It managed to convince autotools to compile your asm. It seems slower than our C code, at least on my machine:
12th Gen Intel(R) Core(TM) i7-1260P, TurboBoost disabled
./bench_internal field
Benchmark , Min(us) , Avg(us) , Max(us)
this PR (e2684293b1b72a1ab5974a2864549cea2788cf95), --with-asm=x86_64 (which is the default)

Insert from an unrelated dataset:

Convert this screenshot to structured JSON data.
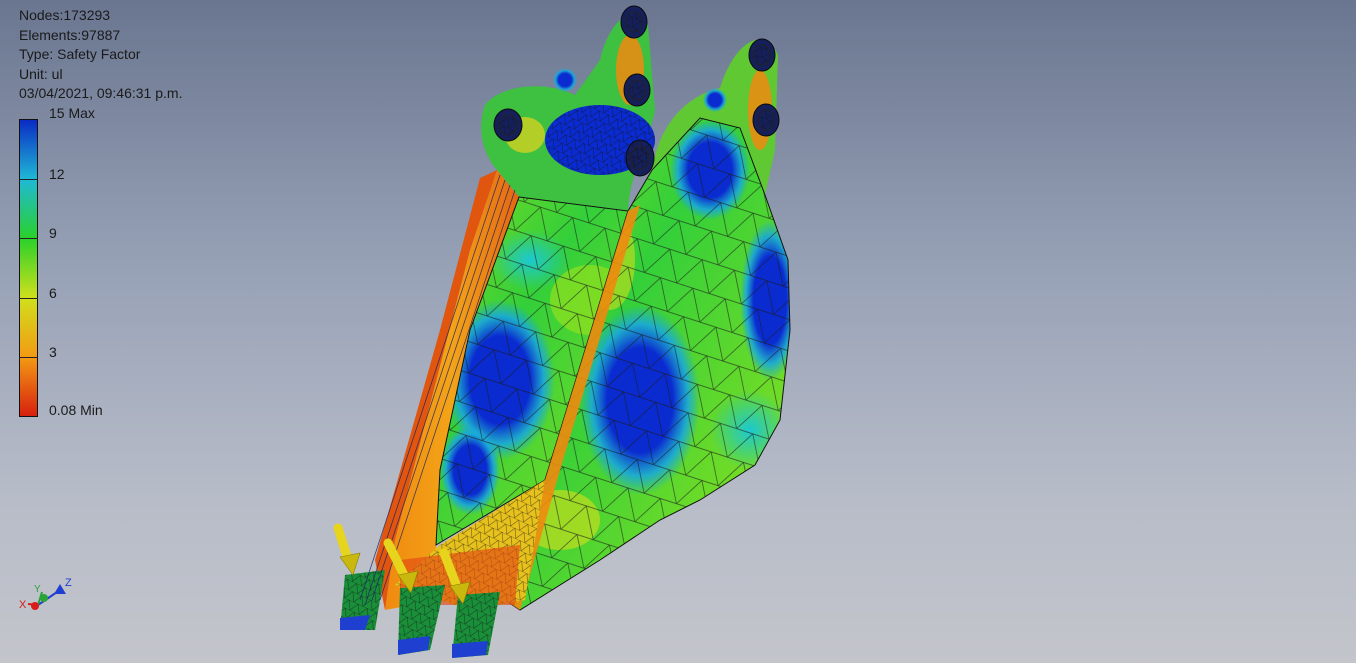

field_sqr , 0.0296 , 0.0297 , 0.0297
field_mul , 0.0339 , 0.0341 , 0.0344
master (464a9115b4eda46b464d22829ece4f51985944bf), --with-asm=x86_64 (which is the default)
field_sqr , 0.0270 , 0.0271 , 0.0272
field_mul , 0.0359 , 0.0359 , 0.0360
master, --with-asm=no (464a9115b4eda46b464d22829ece4f51985944bf), gcc 12.2.1 -02:
Benchmark , Min(us) , Avg(us) , Max(us)
field_sqr , 0.0236 , 0.0238 , 0.0240
field_mul , 0.0283 , 0.0284 , 0.0286
By the way, we should really get rid of our current ASM in the short term, at least for the field. GCC beats it significantly.